Et c’est ainsi qu’aujourd’hui, plus personne ou presque ne raconte l’incroyable histoire de Rose de Vallavieille…
La peur d’être enterré vivant porte un nom: la taphophobie. Elle s’est largement répandue à partir de la Renaissance. Dans sa comédie L‘Étourdi, Molière fait dire à un de ses personnages, Anselme: “Qui tôt ensevelit bien souvent assassine / Et tel est cru défunt qui n’en a que la mine.”
Cette peur s’est accrue au XIXe siècle par la prolifération de récits d’épouvante rédigés par des écrivains adeptes du romantisme noir tel Edgar Allan Poe, et par la relation
de cas réels rapportés dans les journaux ou encore des tableaux comme L’Inhumation précipitée d’Antoine Wiertz (photo ci-contre).
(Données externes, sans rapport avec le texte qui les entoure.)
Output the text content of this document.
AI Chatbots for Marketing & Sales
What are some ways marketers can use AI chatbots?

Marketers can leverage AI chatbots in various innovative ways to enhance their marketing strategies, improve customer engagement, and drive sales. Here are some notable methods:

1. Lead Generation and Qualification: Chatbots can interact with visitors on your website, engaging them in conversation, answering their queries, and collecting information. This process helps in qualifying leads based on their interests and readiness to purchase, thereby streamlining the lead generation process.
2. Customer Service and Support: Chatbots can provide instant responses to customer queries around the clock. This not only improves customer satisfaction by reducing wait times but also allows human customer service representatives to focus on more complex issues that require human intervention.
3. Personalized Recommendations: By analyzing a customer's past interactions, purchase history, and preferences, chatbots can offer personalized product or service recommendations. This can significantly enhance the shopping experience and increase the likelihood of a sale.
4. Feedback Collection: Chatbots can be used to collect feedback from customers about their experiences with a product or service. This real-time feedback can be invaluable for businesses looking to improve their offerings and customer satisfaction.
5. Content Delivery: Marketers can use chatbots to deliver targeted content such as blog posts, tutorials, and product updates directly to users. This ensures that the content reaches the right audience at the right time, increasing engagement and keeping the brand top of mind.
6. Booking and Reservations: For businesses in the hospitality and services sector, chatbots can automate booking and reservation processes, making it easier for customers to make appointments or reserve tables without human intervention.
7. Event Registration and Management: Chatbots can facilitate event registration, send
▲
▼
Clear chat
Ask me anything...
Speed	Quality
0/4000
De nombreux médecins d’alors admettent leurs difficultés à diagnostiquer, avec certitude, un décès dans des cas de catalepsie, léthargie, coma, etc.
Guy de Maupassant, qui a fréquenté notre région, à bord de son voilier le Bel-Ami, avait-il entendu parler de l’histoire de Rose de Vallavieille lorsqu’il écrivit en 1884, sa nouvelle Le Tic ? L’histoire est celle d’une fille qui a été enterrée vivante à la suite d’une maladie qui l’a fait passer pour morte.
La nuit qui suit l’enterrement, la fille se présente à la maison, assurant qu’elle va bien, racontant qu’un pilleur de tombeaux voulant lui voler ses bijoux la réveilla en lui coupant le doigt. Le voleur était un domestique de la famille. Voyant la fille revenir, il croit être en présence d’un fantôme et tombe raide mort.